We all deserve the autonomous decision to live a comfortable, dignified life right up until the end, whenever that may be for each of us. Artificially eating, artificially breathing, and enduring other painful and futile procedures to extend a terminal existence will not bring us closer to God; only living as compassionate, caring people can do that.

Hankinson has been a disability-rights advocate for over a decade. He has lived with Duchenne muscular dystrophy for 36 years.

Montanans’ right to ‘aid in dying’ reaffirmed

By Anders Blewett and Dick Barrett
Great Falls Tribune
May 11, 2011

Last week we celebrated the Legislature’s adjournment with great satisfaction that Montanans’ access to aid in dying had been reaffirmed. Two bills introduced in the state Senate threatened to outlaw physician aid in dying, as established by the Montana Supreme Court. A bipartisan majority of the Senate Judiciary Committee, and the full Senate, rejected the bills, thus preserving the right of terminally ill patients to make their own end-of-life decisions..

On Feb. 16, the committee voted 7 to 5 to table defeat SB116, which would have revoked the right of terminally ill patients to request aid in dying from their physicians.

Doctors, patients, family members, clergy, hospice nurses and doctors — including the Montana Medical Association and the National Association of Social Workers Montana Chapter — testified against the bill repealing physician aid in dying.

And when the sponsor of SB116 tried to bring the bill before the full Senate for consideration, lawmakers of both parties opposed it, 35 to 15.

The Judiciary Committee also defeated SB169, increasing penalties for “suicide predators,” because its ambiguous language could have created a backdoor deterrent to aid in dying.

Most of us have experienced loved ones’ deaths that were not in harmony with how they lived their lives. We think every Montanan, when approaching the end of life, should have the right to choose his or her own path.

The defeat of this these bills was a victory for individual rights over government control. These are decisions that should be — and now can continue to be — made by the terminally ill patients whose lives, deaths and suffering are at stake, based on their own religious, spiritual and family beliefs.

It now falls to Montana physicians to develop the standard of care to respect and protect their patients’ end-of-life decisions.
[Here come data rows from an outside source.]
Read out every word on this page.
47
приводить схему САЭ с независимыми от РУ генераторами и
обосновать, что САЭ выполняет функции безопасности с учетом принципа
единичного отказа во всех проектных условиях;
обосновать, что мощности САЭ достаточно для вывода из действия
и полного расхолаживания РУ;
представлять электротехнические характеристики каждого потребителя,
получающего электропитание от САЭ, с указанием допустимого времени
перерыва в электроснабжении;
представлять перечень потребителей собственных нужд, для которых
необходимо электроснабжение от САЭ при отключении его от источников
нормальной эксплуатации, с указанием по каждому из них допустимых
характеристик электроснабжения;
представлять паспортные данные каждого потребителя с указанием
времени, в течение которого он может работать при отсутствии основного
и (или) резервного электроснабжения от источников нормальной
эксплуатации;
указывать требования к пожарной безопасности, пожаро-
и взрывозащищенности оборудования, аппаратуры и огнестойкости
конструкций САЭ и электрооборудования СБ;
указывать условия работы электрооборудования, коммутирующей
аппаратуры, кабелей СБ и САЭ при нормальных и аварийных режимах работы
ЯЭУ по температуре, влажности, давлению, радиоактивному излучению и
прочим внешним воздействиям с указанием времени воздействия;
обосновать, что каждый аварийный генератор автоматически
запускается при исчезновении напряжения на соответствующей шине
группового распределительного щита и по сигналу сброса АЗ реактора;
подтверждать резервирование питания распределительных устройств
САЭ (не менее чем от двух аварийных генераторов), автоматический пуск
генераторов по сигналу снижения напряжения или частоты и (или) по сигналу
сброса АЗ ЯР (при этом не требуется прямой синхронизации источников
Montana’s medical community is certainly up to the task of including aid in dying as one of the options available for patients with end-stage cancer and other terminal diseases.

Also tabled by the Senate Judiciary Committee was SB167, which would have provided specific practice guidance and immunities for physicians who honor their terminally ill patient’s’ end-of-life medical decisions.
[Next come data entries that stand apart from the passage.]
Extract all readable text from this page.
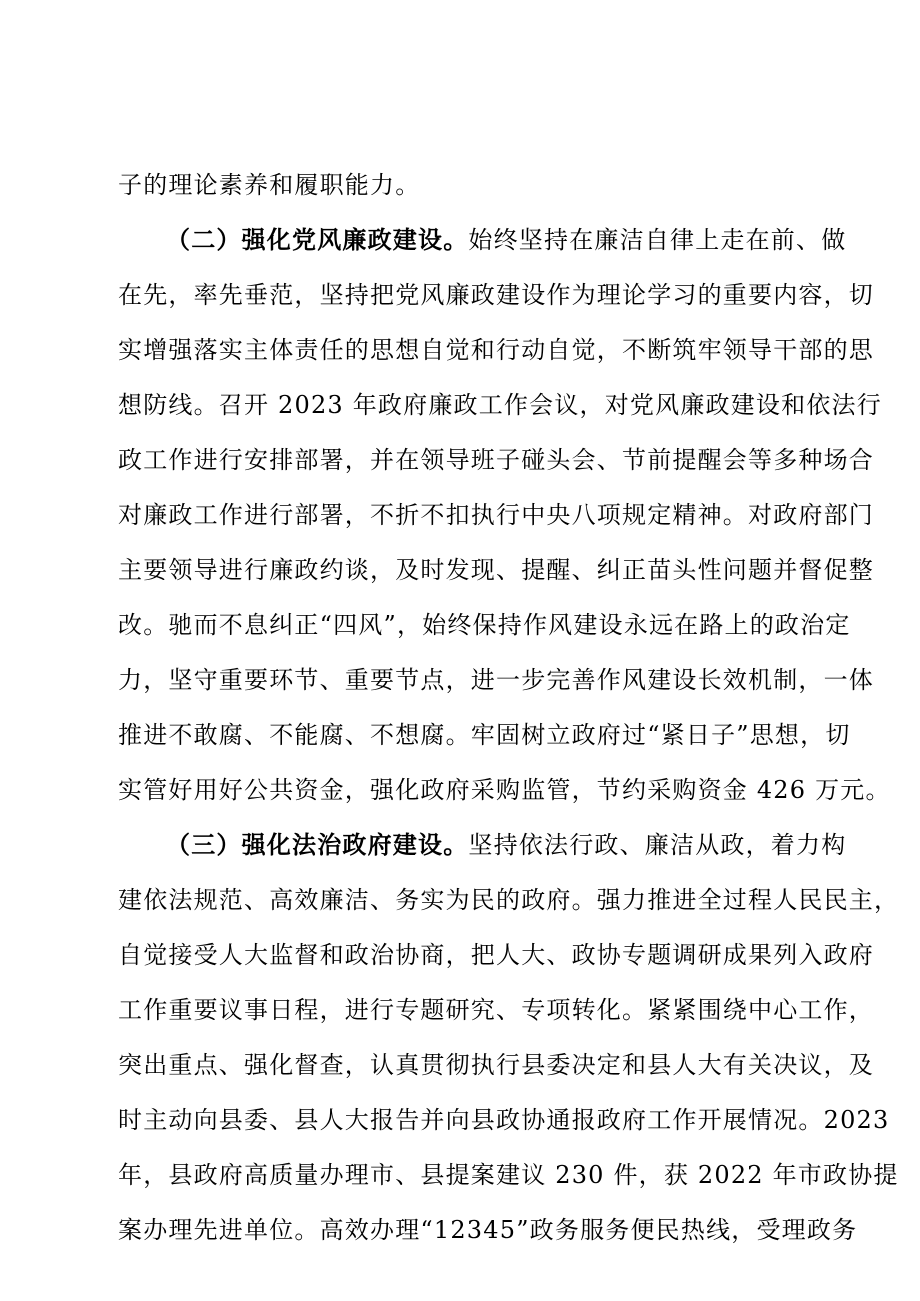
子的理论素养和履职能力。
（二）强化党风廉政建设。始终坚持在廉洁自律上走在前、做
在先，率先垂范，坚持把党风廉政建设作为理论学习的重要内容，切
实增强落实主体责任的思想自觉和行动自觉，不断筑牢领导干部的思
想防线。召开 2023 年政府廉政工作会议，对党风廉政建设和依法行
政工作进行安排部署，并在领导班子碰头会、节前提醒会等多种场合
对廉政工作进行部署，不折不扣执行中央八项规定精神。对政府部门
主要领导进行廉政约谈，及时发现、提醒、纠正苗头性问题并督促整
改。驰而不息纠正“四风”，始终保持作风建设永远在路上的政治定
力，坚守重要环节、重要节点，进一步完善作风建设长效机制，一体
推进不敢腐、不能腐、不想腐。牢固树立政府过“紧日子”思想，切
实管好用好公共资金，强化政府采购监管，节约采购资金 426 万元。
（三）强化法治政府建设。坚持依法行政、廉洁从政，着力构
建依法规范、高效廉洁、务实为民的政府。强力推进全过程人民民主，
自觉接受人大监督和政治协商，把人大、政协专题调研成果列入政府
工作重要议事日程，进行专题研究、专项转化。紧紧围绕中心工作，
突出重点、强化督查，认真贯彻执行县委决定和县人大有关决议，及
时主动向县委、县人大报告并向县政协通报政府工作开展情况。2023
年，县政府高质量办理市、县提案建议 230 件，获 2022 年市政协提
案办理先进单位。高效办理“12345”政务服务便民热线，受理政务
“It is unfortunate that the Legislature did not go further to codify the court’s decision, providing physicians with additional protections for honoring patients’ decisions,” said Dr. Stephen Speckart, an oncologist from Missoula. “However, Montana’s medical community can rest assured the Senate examined this issue closely, and concluded that it is proper public policy for physicians to respect a dying patient’s decisions.”

The Montana Supreme Court Dec. 31, 2009, in Baxter vs. Montana, recognized that the statutes empowering patients to direct their end-of-life care, even when decisions may advance the time of death, reflect public policy in favor of patient autonomy.

The court recognized that Montana public policy allows competent dying patients to choose aid in dying, and established that physicians who provide aid in dying at the behest of their terminally ill patients are acting with the consent of their patients and are protected from prosecution.